EE UU consuma su fuga de la lucha climática mientras China marca la senda de recorte de las emisiones
El Gobierno de Trump es el único en abandonar el Acuerdo de París, la hoja de ruta contra el calentamiento global. Ningún de los otros 194 firmantes ha seguido sus pasos hasta ahora


Estados Unidos, el primer responsable histórico del cambio climático, consuma este 27 de enero su salida de la lucha climática internacional. A partir de este martes ya no forma parte del Acuerdo de París, el pacto firmado en 2015 en la capital francesa que marca la hoja de ruta contra el calentamiento global.

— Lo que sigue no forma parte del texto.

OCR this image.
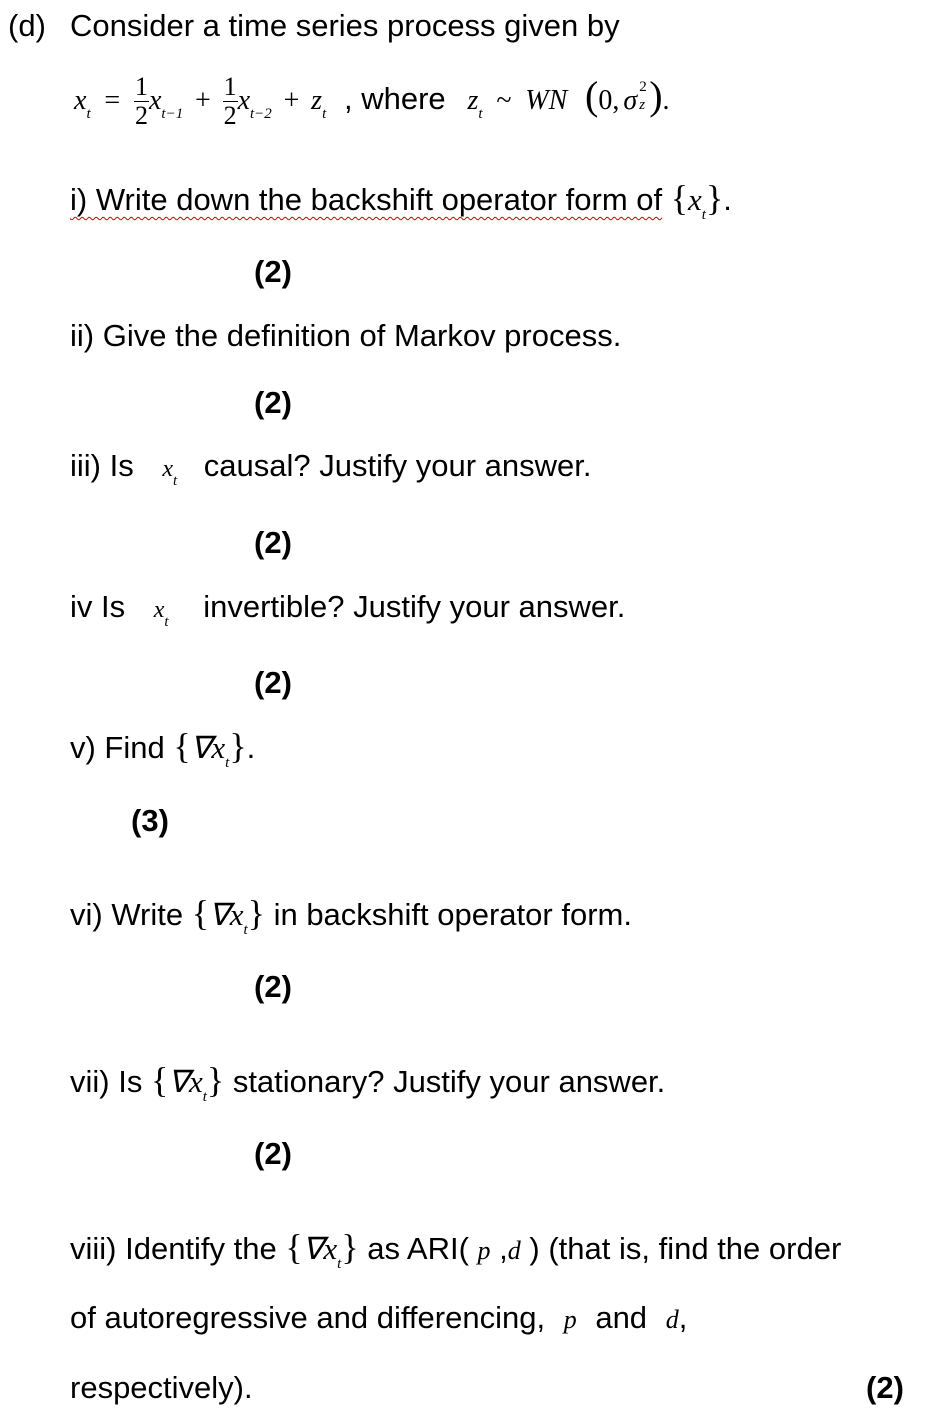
(d) Consider a time series process given by
$x_t = \frac{1}{2} x_{t-1} + \frac{1}{2} x_{t-2} + z_t$ , where $z_t$ ~ WN (0, σ 2
z ).
i) Write down the backshift operator form of $\{x_t\}$.
(2)
ii) Give the definition of Markov process.
(2)
iii) Is $x_t$ causal? Justify your answer.
(2)
iv Is $x_t$ invertible? Justify your answer.
(2)
v) Find $\{\nabla x_t\}$.
(3)
vi) Write $\{\nabla x_t\}$ in backshift operator form.
(2)
vii) Is $\{\nabla x_t\}$ stationary? Justify your answer.
(2)
viii) Identify the $\{\nabla x_t\}$ as ARI( p ,d ) (that is, find the order
of autoregressive and differencing, p and d,
respectively).	(2)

Es la segunda vez que EE UU se retira de este acuerdo: en el primer mandato de Donald Trump la Casa Blanca ya lo dejó, pero con el demócrata Joe Biden este país regresó al gran pacto. Esta segunda retirada de EE UU, que se consuma este martes, no ha sido imitada por ninguna nación más hasta ahora, como tampoco ocurrió en el primer mandato del republicano. Hasta la fecha, 194 países han ratificado este gran tratado nacido y desarrollado en el seno de Naciones Unidas. Mientras EE UU ha dado pasos atrás —incluso, en contra— en la lucha contra el cambio climático en el último año, China se ha comprometido ante la ONU por primera vez a seguir una senda de recorte de sus emisiones de efecto invernadero de aquí a 2035 y lidera el impulso a las energías renovables, que son una de las principales armas con las que se cuenta para desplazar a los combustibles fósiles, los causantes del cambio climático.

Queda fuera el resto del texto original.